Every prediction model lives somewhere on this trade-off:

High bias, low variance. Simple models — linear regression, shallow trees. Predictions are stable across resamples but may miss real structure. Risk of underfitting.
Low bias, high variance. Flexible models — deep trees, large neural nets. Predictions can fit any pattern, including patterns that are just noise. Risk of overfitting.

Bias–variance trade-off — the U-curve of validation error

Figure 3. Training error falls monotonically as the model gets more complex; validation error is U-shaped. The sweet spot — neither too simple nor too flexible — is the model the holdout grades best, not the model that fits the training set best.

The diagnostic procedure is mechanical: plot training and validation error against a complexity dial (tree depth, ensemble size, regularization strength). The sweet spot is where validation error bottoms out — usually well before training error does.

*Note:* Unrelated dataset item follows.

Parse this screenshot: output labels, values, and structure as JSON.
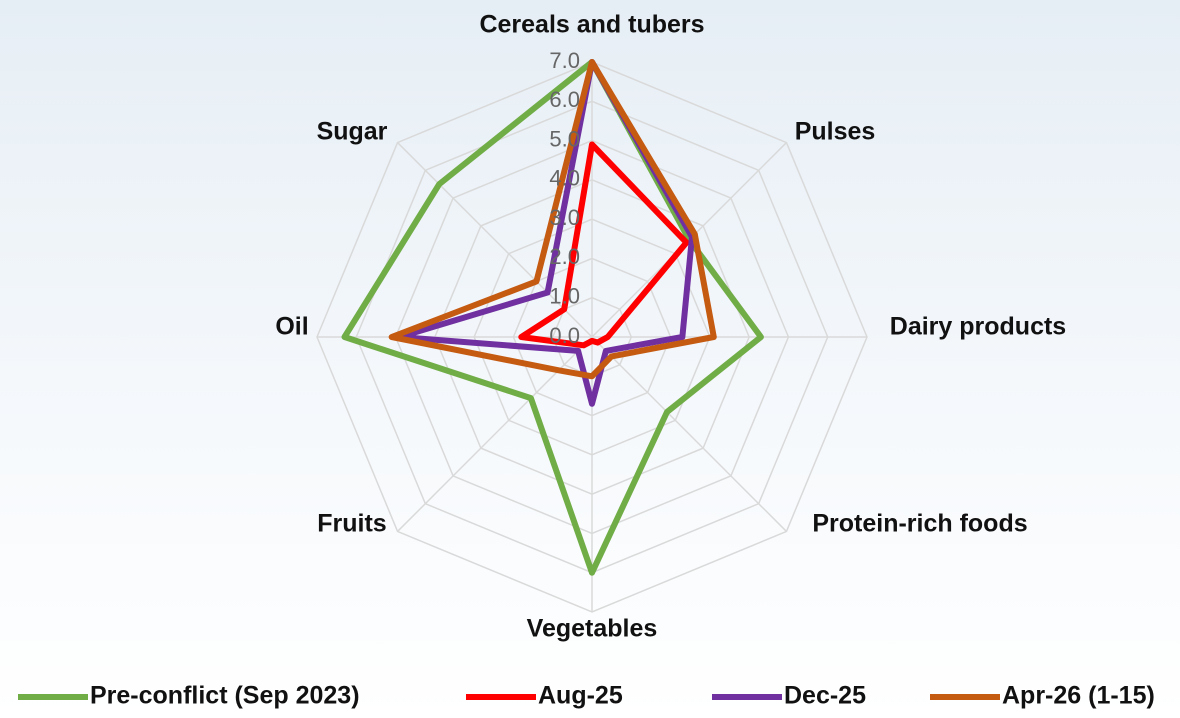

The trade-off does not pick a single "right" complexity. It says that for this dataset, this feature set, this evaluation there is a region of complexity that generalizes best. Move outside it in either direction and the model gets worse, in different ways.

Ensembles partially work around the trade-off by averaging many high-variance models. The variance reduction is what lets random forests grow deep individual trees without overfitting badly. But there is no free lunch: an ensemble of overcomplicated models with no regularization will still overfit. The discipline is the same — let the held-out set choose the dial.